Bars où les travailleurs du sexe aiment se retrouver

Les travailleurs du sexe, qui se livrent à des actes sexuels commerciaux, fréquentent les clubs et les bars dans de nombreuses régions du monde. Alors que le récit populaire sur les travailleurs du sexe est dominé par une image sombre de la vie des femmes, la vérité est beaucoup plus compliquée. Le fait est que ces travailleurs sont indépendants et ont le pouvoir d’agir à leur guise. Selon une étude réalisée en 2015 par la Fondation Scelles, jusqu’à 500 000 personnes sont considérées comme des travailleurs du sexe aux États-Unis, et peut-être jusqu’à 100 000 d’entre elles seraient victimes de la traite par des proxénètes.

La prostitution est très répandue en Haïti, et elle est culturellement acceptable. Plus de 70 % des personnes qui paient pour des services sexuels sont des locaux. Ainsi, il n’y a pas de stigmate social associé à ces putes. Mais cela ne signifie pas qu’elles ne peuvent pas s’amuser avec les hommes qui paient pour leurs services. En fait, la scène des bars de l’île est souvent truffée de maisons closes.

À Flushing, le quartier de la 40e rue est une plaque tournante pour les excités, 24 heures sur 24 et 7 jours sur 7. Le long des trottoirs, les « masseuses » se disputent les clients. Un ancien combattant du crime de la ville de New York dit qu’il n’a jamais vu une telle concentration d’usines à chair. Des proxénètes chinois et des prostituées dirigent les clients vers les « spas » du deuxième étage. Certains offrent même des pourboires à leurs clients.

La prostitution est très répandue en Haïti, où un ancien policier de New York rapporte l’existence d’un bordel. Cependant, il n’a rencontré qu’un seul type de travail sexuel, il a donc décidé de faire un livre sur les deux types de prostitution dans le pays. Il a découvert que certains types sont meilleurs pour les femmes que d’autres. Si vous avez le cran de le faire, la prostitution est un bon choix.

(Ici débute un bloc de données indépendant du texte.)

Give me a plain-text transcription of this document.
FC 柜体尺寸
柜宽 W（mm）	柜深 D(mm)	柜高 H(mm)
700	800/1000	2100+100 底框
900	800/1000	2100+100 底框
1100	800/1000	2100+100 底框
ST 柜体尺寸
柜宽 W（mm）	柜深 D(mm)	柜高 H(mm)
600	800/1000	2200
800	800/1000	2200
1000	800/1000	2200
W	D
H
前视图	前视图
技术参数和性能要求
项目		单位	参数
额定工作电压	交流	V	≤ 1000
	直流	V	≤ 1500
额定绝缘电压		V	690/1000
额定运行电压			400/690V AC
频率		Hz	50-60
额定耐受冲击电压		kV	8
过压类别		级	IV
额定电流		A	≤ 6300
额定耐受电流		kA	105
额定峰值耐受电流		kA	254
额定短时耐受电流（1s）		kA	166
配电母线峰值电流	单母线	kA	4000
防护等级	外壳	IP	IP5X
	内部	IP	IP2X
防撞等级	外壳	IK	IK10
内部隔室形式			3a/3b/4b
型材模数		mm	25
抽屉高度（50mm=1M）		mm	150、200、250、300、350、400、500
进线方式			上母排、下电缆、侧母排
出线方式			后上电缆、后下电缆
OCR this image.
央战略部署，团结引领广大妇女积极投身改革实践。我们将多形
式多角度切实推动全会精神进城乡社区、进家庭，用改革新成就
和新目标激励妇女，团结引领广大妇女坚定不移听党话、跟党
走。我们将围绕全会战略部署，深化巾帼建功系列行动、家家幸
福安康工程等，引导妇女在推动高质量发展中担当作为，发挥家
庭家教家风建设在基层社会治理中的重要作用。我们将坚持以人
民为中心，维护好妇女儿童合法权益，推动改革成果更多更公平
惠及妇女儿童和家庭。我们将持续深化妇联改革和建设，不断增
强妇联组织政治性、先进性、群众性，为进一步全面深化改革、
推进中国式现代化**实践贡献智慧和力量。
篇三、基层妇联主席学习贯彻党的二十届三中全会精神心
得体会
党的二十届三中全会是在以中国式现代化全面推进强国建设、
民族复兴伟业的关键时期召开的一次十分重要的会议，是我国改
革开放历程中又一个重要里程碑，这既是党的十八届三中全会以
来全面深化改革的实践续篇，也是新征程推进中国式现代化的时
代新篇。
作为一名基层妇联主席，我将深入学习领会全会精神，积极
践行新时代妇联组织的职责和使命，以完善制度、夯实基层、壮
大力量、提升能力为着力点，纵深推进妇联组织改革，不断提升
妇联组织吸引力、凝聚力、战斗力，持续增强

Un certain nombre de bars et de boîtes de nuit sont populaires auprès des travailleurs du sexe. Les plus populaires sont ceux qui proposent des « happy hours ». Si les travailleurs du sexe sont attirés par les filles de ces établissements, les propriétaires de bars doivent garder leurs bénéfices. Si le propriétaire du bar n’est pas disposé à partager ses gains, il peut être contraint de fermer l’établissement ou d’engager davantage de prostituées.

À Flushing, Chinatown est le paradis des excités, ouvert 24 heures sur 24. Les proxénètes chinois se disputent les clients sur les trottoirs étroits. L’ancienne inspectrice de la police de New York n’a jamais vu de sa vie une telle concentration d’usines à chair. Les travailleuses du sexe sont ciblées non seulement par leur race, mais aussi par leur identité raciale. En plus d’être asiatiques, elles sont souvent étrangères, et paient un prix élevé pour ce privilège.

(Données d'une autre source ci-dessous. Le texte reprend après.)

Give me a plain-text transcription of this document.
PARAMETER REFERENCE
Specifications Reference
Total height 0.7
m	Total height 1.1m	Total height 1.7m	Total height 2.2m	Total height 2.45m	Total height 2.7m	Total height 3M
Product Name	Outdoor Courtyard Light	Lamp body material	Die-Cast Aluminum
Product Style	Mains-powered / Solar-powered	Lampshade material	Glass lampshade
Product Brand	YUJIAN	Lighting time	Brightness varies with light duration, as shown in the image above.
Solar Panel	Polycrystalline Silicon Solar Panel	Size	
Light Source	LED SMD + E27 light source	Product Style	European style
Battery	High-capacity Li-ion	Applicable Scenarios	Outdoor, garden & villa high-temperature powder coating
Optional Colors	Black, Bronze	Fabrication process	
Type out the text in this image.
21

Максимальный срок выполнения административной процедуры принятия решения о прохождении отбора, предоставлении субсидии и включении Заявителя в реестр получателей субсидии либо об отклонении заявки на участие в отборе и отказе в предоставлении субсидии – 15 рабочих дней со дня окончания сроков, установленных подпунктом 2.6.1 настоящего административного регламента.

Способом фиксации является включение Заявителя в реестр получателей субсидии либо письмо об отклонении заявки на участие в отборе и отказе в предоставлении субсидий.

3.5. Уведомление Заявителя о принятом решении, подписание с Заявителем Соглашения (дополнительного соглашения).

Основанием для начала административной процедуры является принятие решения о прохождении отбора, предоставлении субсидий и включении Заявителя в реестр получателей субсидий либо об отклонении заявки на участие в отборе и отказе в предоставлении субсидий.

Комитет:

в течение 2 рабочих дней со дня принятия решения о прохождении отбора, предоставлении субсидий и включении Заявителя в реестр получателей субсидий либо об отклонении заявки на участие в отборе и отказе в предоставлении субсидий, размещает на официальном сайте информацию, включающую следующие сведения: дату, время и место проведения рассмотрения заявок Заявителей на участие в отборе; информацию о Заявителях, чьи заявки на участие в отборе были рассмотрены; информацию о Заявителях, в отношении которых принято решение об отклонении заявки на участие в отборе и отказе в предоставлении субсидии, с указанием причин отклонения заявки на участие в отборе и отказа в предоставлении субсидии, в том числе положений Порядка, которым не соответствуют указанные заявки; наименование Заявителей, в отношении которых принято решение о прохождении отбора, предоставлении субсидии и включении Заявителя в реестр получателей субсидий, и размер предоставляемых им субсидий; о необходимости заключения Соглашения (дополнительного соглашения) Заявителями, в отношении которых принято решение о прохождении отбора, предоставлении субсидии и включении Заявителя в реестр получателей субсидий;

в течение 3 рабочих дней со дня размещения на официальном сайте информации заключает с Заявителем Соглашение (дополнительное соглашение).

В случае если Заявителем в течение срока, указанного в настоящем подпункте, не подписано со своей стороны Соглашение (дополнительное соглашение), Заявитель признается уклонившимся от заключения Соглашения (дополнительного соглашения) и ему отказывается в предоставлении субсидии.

À New York, certains bars ont la réputation d’être peu sûrs. Bien que la loi interdise toujours aux prostituées d’avoir des relations sexuelles en public, elles sont illégales. Un bar où il y a de la prostitution est un endroit dangereux pour passer du temps. Malgré le risque que représentent les travailleurs du sexe, ces établissements ne sont pas seulement un point chaud pour les personnes transgenres. C’est pour cette raison qu’ils doivent être fermés.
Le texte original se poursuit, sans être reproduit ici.